Sharing Profits and Loses
Partners should discuss and agree in advance how to split and manage the practice group’s profit or loss through a partnership agreement. Any profit earned by the practice must be split among the partners and declared as income on their individual tax returns. Profit may result, for example, when there is a surplus of funds from the fixed portion of a billable course of care after expenses are paid, leasing office space, or revenue from prenatal classes. In turn, all practice group expenses are also shared by the partners. For a complete list of possible business expenses, see Chapter 3 of CRA’s publication, Business and Professional Income.
Filing a Return
A partnership or sole proprietorship does not pay income tax. Instead, the partnership is required to allocate profits (or losses) to each partner, who pays their personal income tax on this allocated amount. Partners and sole proprietors must report their share of the practice group’s profits on their individual tax return.

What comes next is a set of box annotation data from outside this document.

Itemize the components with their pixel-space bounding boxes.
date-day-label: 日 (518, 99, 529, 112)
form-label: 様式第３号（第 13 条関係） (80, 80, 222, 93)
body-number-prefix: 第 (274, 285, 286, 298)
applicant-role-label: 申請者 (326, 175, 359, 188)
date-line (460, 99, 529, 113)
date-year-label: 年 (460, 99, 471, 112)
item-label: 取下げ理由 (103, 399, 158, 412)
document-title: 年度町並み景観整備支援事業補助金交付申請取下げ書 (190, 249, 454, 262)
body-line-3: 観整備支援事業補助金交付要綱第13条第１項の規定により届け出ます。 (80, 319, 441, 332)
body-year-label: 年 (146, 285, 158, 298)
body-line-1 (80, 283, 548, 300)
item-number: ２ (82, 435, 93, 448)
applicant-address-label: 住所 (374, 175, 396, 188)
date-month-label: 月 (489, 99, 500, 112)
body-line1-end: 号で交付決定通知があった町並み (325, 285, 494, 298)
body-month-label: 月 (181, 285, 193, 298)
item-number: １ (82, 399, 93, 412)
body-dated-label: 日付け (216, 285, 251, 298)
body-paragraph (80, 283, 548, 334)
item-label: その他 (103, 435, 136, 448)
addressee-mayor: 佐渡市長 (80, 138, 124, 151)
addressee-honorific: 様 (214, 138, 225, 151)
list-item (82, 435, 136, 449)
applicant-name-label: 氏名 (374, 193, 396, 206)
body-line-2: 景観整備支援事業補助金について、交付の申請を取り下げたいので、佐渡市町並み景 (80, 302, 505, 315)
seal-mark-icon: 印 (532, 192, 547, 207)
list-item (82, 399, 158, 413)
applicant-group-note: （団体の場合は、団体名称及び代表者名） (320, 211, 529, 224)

Additionally, partnerships must file a T5013 Partnership Return within 90 days of the partnership year end if the total of partnership revenue AND expenses is $2 million or more, regardless of the number of partners in the practice. For example, an MPG with total revenue of $2,000,000 would add its expenses of $2,000,000 (including insurance premiums, compensation paid to midwives and benefits payments) for a total of $4,000,000.
T5013 return includes, a balance sheet, income statement and a partnership profit allocation schedule. Additionally, partners receive a T5013 information slip showing their allocation of the profits to send in with their individual income tax return.
MPGs that are either a partnership or sole proprietorship, but are not required to file T5013 Partnership Returns, must complete the T2125 Statement of Business or Professional Activities by March 31; penalties for late filing apply. Partners and sole proprietors will complete two separate T2125 forms; one to report the business’ income and expense, the other to report personal income and expense.
Confirmation of Worker Income
Employees, such as practice administrators, are subject to various payroll deductions, including income tax, CPP and employment insurance (EI). Employers must provide employees with a T4 slip annually, which are due on February 28th.
Independent contractors, such as midwives and most second attendants do not receive a T4 slip. Practices may consider issuing T4A slips or another annual compensation report (e.g., a letter) to document compensation paid throughout the calendar year. The statement should include a reminder that midwives must include the contributions they have made to the AOM Benefits Trust program as income on their personal income tax return.